Charlie Hebdo Threatened With Legal Action Over Aylan Kurdi Cartoons

A group of lawyers has threatened French satirical magazine Charlie Hebdo with legal action after it published cartoons of Aylan Kurdi, the Syrian boy who drowned while trying to reach Greece and washed up on a Turkish beach in early September.

The cover image shows the child on the beach, while behind him is a sign advertising a fast food restaurant, reading, "Promotion: Two children for the price of one." The accompanying caption reads, "Welcome migrants! So close to his goal..."

Another cartoon in the magazine depicts a Jesus-like figure walking on the sea, while next to him is the body of a drowned child, captioned "Proof that Christians walk on water," and "Muslim children drown."

Charlie Hebdo mocking Aylan, the child that drowned. Where are all you "Je Suis Charlie"s at now? Disgusting.

— Tayyab (@Tayyxb) September 14, 2015

The cartoons have been met with resounding backlash online. Peter Herbert who is the chair of the Society of Black Lawyers posted a message on Twitter saying that his group was considering reporting the magazine to the International Criminal Court for "incitement to hate crime & persecution [sic]."

Herbert then posted:

Charlie Hebdo is a purely racist, xenophobic and ideologically bankrupt publication that represents the moral decay of France.

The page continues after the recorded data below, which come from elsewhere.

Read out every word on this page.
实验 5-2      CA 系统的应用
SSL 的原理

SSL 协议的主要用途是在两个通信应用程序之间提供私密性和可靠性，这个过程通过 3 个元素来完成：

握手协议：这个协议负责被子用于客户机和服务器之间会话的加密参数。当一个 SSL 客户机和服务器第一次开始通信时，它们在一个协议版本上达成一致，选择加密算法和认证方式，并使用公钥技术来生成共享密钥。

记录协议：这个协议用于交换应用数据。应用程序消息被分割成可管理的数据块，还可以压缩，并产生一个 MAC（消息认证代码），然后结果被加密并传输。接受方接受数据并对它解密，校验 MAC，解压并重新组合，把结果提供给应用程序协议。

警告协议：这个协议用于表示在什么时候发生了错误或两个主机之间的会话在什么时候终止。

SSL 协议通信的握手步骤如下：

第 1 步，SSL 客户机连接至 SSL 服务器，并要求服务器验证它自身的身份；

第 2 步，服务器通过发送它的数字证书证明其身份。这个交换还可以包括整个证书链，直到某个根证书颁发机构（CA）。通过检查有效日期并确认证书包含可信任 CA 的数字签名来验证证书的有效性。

— D Peter Herbert OBE (@herbert_donald) September 14, 2015

However, some people believe that the cartoons have been misunderstood. Kunwar K Shahid, a Pakistani journalist who edits the satirical newspaper, Khabaristan Times, wrote a blog post arguing that people had not comprehended what the new cartoons were really about. "Charlie Hebdo is not mocking Aylan, or the Syrian refugees on its cover drawing," he wrote. "It is actually a scathing satire on the West's inhuman and capitalistic approach (the McDonald's board should've been the giveaway) towards what isn't a Middle Eastern or Syrian conflict, but a humanitarian crisis."

The headquarters of the controversial magazine in Paris were attacked in January of this year, when two armed gunmen entered the building and started shooting, killing 12 and injuring 11 more, after the magazine had published a cartoon featuring the Prophet Muhammad. The surviving staff of the magazine responded by publishing another cartoon of Muhammad on the cover, holding a Je Suis Charlie sign, with the caption "All is forgiven."